Few words, but yet an exquisite miniature of the Lord Jesus Christ. There are not many touches, but they are the strokes of a master’s pencil. Of the Saviour and only of the Saviour is it true in the fullest, broadest, and most unqualified sense. “He went about doing good.” From this description it is evident that he did good personally. The evangelists constantly tell us that he touched the leper with his own finger, that he anointed the eyes of the blind, and that in cases where he was asked to speak the word only at a distance, he did not usually comply, but went himself to the sick bed, and there personally wrought the cure. A lesson to us, if we would do good, to do it ourselves. Give alms with your own hand; a kind look, or word, will enhance the value of the gift. Speak to a friend about his soul; your loving appeal will have more influence than a whole library of tracts.
 
Our Lord’s mode of doing good sets forth his incessant activity!
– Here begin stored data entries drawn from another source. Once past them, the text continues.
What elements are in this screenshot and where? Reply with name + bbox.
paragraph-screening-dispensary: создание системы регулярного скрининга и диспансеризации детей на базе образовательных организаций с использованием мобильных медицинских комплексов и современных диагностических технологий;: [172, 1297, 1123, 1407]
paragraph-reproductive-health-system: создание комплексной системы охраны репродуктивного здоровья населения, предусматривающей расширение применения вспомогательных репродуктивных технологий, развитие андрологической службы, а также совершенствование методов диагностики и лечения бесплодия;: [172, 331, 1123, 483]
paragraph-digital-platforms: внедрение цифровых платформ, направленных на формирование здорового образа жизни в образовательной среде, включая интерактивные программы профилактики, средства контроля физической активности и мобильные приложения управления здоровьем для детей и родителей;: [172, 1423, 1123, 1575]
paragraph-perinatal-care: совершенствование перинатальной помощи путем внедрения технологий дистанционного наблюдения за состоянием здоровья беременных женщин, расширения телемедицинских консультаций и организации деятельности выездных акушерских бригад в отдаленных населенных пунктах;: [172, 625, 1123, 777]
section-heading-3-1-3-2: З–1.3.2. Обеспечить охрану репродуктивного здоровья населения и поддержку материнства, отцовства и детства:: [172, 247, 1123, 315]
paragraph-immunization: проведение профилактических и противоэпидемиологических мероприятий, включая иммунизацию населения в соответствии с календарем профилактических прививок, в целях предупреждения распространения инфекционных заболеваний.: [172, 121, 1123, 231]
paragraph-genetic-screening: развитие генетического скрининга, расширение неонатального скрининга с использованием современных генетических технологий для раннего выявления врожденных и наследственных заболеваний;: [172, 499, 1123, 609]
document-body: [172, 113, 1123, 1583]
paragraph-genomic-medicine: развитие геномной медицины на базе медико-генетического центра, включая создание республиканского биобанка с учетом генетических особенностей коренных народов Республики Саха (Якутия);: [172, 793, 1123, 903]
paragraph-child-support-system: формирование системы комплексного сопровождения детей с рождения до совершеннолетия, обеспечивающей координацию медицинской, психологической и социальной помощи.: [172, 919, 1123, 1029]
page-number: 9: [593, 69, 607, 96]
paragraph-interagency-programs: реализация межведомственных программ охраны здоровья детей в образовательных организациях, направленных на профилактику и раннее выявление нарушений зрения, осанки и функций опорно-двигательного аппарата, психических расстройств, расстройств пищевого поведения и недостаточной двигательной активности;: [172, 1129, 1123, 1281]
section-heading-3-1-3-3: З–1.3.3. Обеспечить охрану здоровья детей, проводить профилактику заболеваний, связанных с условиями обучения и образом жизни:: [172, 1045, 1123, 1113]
He did not only the good which came close to hand, but he “went about” on his errands of mercy. Throughout the whole land of Judea there was scarcely a village or a hamlet which was not gladdened by the sight of him. How this reproves the creeping, loitering manner, in which many professors serve the Lord. Let us gird up the loins of our mind, and be not weary in well doing. Does not the text imply that Jesus Christ went out of his way to do good? “He went about doing good.” He was never deterred by danger or difficulty. He sought out the objects of his gracious intentions. So must we. If old plans will not answer, we must try new ones, for fresh experiments sometimes achieve more than regular methods. Christ’s perseverance, and the unity of his purpose, are also hinted at, and the practical application of the subject may be summed up in the words, “He hath left us an example that we should follow in his steps.”